The initiative began within standards and research groups aiming to harmonize interfaces between meta-schedulers and local batch systems. Early contributors included members from Sun Microsystems, NetApps, Univa, and research groups at UC Berkeley and Lawrence Berkeley National Laboratory. The Open Grid Forum shepherded the standardization effort, producing DRMAA 1.0 as an OGF recommendation. Subsequent industry interest drew participation from vendors like IBM, HP, and Microsoft Research, while academic adopters included Stanford University, MIT, and ETH Zurich. Extensions and follow-up discussions intersected with other initiatives such as OGF (Open Grid Forum), Grid computing, and workflow projects at European Grid Infrastructure.

Architecture and Features

DRMAA specifies a client-side API and a session semantics that decouple application logic from scheduler internals. Core concepts include job templates, job identifiers, and job control operations compatible with systems such as Platform LSF and Grid Engine. The API supports synchronous and asynchronous job monitoring, bulk submission, and job arrays similar to features in SLURM's array jobs and PBS job arrays. Error codes and exception semantics align with interoperability goals discussed in forums like IETF and working groups at Open Grid Forum. The design emphasizes a minimal C ABI to ease binary compatibility on Linux distributions and FreeBSD variants, and provides hooks used by higher-level workflow engines such as Apache Airflow, Nextflow, Snakemake, and Pegasus (workflow).

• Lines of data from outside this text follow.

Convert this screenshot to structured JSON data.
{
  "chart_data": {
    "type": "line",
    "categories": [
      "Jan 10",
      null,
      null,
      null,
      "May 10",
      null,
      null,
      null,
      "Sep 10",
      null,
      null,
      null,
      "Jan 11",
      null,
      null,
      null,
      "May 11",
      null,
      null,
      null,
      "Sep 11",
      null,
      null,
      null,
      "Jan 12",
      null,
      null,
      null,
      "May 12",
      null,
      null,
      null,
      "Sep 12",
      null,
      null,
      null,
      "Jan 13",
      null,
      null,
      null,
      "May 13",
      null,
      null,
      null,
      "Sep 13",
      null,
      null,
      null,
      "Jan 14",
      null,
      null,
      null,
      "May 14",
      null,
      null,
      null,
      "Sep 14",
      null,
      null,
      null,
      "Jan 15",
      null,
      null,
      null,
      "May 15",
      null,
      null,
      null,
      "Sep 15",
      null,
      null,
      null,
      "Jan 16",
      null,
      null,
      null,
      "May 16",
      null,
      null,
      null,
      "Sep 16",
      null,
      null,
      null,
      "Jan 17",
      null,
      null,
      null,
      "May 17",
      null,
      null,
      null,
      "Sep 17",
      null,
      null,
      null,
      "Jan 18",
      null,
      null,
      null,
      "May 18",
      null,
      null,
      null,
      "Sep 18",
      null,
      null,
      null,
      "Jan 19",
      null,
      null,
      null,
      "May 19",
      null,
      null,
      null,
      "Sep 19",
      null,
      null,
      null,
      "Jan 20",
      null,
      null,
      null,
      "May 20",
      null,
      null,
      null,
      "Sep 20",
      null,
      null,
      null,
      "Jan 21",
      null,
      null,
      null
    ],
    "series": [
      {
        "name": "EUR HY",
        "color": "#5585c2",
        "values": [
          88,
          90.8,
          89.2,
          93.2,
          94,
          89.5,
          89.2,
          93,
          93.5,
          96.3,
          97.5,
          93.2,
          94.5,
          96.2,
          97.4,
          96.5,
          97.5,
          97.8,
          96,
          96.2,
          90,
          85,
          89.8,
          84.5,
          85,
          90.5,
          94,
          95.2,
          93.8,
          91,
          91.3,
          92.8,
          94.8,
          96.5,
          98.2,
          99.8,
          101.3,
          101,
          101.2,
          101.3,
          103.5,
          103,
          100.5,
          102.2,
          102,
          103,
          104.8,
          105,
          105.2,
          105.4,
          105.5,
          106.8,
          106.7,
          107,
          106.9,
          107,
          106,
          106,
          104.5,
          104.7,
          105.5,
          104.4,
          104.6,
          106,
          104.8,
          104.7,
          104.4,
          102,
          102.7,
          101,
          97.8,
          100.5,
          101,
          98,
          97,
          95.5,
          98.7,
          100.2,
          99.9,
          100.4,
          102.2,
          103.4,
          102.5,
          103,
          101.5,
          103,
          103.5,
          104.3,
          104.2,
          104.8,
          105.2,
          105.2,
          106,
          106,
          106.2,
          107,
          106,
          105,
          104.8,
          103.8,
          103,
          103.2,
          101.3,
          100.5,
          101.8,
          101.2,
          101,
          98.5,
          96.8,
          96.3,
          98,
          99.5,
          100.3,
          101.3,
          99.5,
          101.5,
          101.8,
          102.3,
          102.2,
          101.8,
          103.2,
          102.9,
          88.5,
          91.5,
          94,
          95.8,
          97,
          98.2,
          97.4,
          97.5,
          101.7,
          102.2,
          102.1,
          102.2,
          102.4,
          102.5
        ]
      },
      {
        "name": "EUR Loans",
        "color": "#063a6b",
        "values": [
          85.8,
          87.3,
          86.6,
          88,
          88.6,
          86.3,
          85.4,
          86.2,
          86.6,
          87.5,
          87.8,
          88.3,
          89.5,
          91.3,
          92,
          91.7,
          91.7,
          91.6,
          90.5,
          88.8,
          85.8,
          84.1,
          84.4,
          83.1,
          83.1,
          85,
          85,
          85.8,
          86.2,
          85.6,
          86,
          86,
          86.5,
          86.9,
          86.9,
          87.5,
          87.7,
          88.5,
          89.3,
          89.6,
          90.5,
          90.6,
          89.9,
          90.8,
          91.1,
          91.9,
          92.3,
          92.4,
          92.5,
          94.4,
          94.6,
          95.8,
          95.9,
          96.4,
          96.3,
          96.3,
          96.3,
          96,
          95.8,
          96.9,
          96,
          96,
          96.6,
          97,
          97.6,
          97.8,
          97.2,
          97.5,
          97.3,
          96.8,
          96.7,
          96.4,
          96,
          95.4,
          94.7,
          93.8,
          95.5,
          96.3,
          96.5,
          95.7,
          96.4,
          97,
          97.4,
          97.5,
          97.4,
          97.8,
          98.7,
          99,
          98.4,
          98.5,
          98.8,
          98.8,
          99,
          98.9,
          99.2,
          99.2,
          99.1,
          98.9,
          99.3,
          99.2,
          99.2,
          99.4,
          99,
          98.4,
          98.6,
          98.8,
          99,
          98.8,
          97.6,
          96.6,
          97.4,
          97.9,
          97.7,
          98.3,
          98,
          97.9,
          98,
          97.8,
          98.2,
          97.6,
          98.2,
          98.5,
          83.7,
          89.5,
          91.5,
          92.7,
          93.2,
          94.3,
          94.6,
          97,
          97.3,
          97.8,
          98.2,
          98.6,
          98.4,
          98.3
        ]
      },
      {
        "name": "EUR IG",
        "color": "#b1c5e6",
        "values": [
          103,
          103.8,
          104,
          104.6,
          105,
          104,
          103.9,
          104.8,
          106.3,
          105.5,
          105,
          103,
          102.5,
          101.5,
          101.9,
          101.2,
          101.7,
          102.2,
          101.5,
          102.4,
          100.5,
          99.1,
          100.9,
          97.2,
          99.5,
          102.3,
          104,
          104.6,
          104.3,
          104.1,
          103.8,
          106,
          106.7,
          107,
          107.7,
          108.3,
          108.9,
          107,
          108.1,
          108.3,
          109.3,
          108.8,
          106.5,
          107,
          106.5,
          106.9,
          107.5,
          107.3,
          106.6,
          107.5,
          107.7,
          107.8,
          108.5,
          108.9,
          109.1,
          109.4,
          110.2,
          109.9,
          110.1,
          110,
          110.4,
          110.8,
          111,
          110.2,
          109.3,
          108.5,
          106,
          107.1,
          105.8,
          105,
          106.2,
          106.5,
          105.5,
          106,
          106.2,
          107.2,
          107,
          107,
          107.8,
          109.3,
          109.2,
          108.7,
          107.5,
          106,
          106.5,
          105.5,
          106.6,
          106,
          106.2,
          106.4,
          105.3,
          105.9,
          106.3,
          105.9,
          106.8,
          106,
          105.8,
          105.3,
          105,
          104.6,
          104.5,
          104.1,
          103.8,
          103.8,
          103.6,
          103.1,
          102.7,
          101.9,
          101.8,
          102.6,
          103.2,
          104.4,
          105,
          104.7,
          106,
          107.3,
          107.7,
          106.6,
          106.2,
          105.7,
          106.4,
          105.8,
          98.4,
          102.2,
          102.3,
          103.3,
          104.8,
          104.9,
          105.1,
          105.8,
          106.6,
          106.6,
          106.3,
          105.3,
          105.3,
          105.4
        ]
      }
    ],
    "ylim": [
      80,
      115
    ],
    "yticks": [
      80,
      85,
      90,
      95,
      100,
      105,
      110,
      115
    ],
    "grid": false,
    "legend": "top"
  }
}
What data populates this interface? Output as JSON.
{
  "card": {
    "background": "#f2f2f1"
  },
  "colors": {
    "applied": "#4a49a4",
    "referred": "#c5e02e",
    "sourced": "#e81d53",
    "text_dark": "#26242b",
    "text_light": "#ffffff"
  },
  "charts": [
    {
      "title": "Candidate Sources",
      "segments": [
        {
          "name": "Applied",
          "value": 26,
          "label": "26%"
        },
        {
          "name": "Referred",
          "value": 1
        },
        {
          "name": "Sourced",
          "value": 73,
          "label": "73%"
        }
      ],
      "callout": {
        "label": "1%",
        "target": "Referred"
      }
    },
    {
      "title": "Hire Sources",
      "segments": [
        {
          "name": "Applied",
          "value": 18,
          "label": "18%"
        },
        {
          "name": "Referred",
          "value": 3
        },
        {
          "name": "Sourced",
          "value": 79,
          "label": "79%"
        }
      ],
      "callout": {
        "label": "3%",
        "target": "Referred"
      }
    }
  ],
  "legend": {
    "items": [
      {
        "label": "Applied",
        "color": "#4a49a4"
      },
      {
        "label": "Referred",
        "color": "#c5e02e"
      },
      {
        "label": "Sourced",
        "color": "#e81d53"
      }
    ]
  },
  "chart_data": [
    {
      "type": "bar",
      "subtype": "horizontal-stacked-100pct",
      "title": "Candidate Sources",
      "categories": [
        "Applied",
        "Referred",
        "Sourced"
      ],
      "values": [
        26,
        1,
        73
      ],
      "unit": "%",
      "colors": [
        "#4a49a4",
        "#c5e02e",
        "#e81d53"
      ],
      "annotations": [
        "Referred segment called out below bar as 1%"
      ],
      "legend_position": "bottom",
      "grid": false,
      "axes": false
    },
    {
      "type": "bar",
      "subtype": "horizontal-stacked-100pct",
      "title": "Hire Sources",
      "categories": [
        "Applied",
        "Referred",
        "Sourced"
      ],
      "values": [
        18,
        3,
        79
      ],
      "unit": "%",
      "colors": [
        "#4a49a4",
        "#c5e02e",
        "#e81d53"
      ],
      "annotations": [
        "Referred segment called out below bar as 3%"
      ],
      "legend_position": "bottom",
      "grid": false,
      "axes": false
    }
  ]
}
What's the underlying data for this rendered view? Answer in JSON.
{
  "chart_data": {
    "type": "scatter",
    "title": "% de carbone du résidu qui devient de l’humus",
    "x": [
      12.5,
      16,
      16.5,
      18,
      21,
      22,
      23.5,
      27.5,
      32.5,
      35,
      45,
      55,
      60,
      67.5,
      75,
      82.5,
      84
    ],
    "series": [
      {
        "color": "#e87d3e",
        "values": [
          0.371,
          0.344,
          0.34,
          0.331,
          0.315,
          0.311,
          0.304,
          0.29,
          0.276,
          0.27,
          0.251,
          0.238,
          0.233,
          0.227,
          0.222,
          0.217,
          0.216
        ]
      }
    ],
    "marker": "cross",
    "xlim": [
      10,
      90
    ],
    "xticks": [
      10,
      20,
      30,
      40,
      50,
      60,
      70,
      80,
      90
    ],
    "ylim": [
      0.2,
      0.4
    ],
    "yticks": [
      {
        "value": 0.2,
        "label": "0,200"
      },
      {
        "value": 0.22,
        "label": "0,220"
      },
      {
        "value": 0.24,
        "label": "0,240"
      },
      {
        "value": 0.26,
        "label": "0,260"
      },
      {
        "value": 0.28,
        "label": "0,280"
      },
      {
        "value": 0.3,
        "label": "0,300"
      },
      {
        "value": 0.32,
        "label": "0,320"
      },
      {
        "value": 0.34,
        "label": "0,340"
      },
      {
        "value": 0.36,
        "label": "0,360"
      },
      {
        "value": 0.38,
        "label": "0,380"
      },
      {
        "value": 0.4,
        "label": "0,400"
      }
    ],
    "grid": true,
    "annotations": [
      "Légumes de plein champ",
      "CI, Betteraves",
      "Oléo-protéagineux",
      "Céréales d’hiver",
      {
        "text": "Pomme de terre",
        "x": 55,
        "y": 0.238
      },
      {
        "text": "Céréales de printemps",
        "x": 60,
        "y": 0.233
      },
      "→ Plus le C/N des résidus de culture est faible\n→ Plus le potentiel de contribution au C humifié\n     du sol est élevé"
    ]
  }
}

Implementations and Bindings

Multiple scheduler vendors and open-source projects implemented DRMAA adapters or native support. Notable integrations include Son of Grid Engine, Univa Grid Engine, Oracle Grid Engine adapters, and wrappers for HTCondor. Language bindings expanded the ecosystem: Java SE bindings enabled execution within Apache Hadoop-adjacent stacks, while Python DRMAA packages targeted users from projects at EMBL-EBI and computational groups at University of Cambridge. Community projects provided bindings for R, Scala, and .NET Framework environments used in institutions like Microsoft Research. Several commercial cloud orchestration tools examined DRMAA compatibility when integrating on-premises clusters with offerings from Amazon Web Services, Google Cloud Platform, and Microsoft Azure.

Use Cases and Adoption

DRMAA found use in batch processing for large-scale simulation campaigns, bioinformatics pipelines, and high-throughput data analysis at centers such as Broad Institute, Sanger Institute, and Max Planck Society. Workflow managers and pipeline frameworks leveraged DRMAA to submit array jobs for genomics workloads, molecular dynamics runs for groups at Argonne National Laboratory, and parameter sweeps in computational chemistry at Lawrence Livermore National Laboratory. Universities including Harvard University, Princeton University, and University of Tokyo adopted DRMAA-enabled tools for campus clusters. Integration with portals and science gateways at XSEDE and PRACE helped researchers submit jobs from web interfaces that abstract scheduler differences.

Security and Limitations

Security considerations center on authentication, authorization, and delegation between DRMAA clients and scheduler daemons. Implementations rely on native scheduler mechanisms such as Kerberos, LDAP, or local account mapping; concerns raised by administrators at Sandia National Laboratories and NCSA influenced deployment practices. Limitations include the original 1.0 specification's focus on batch semantics rather than interactive or containerized workloads, leading to gaps when integrating with orchestration systems like Kubernetes and container runtimes such as Docker and podman. Efforts to bridge DRMAA with cloud-native models involved projects at OpenStack and hybrid initiatives between academic consortia and vendors like Red Hat and Canonical.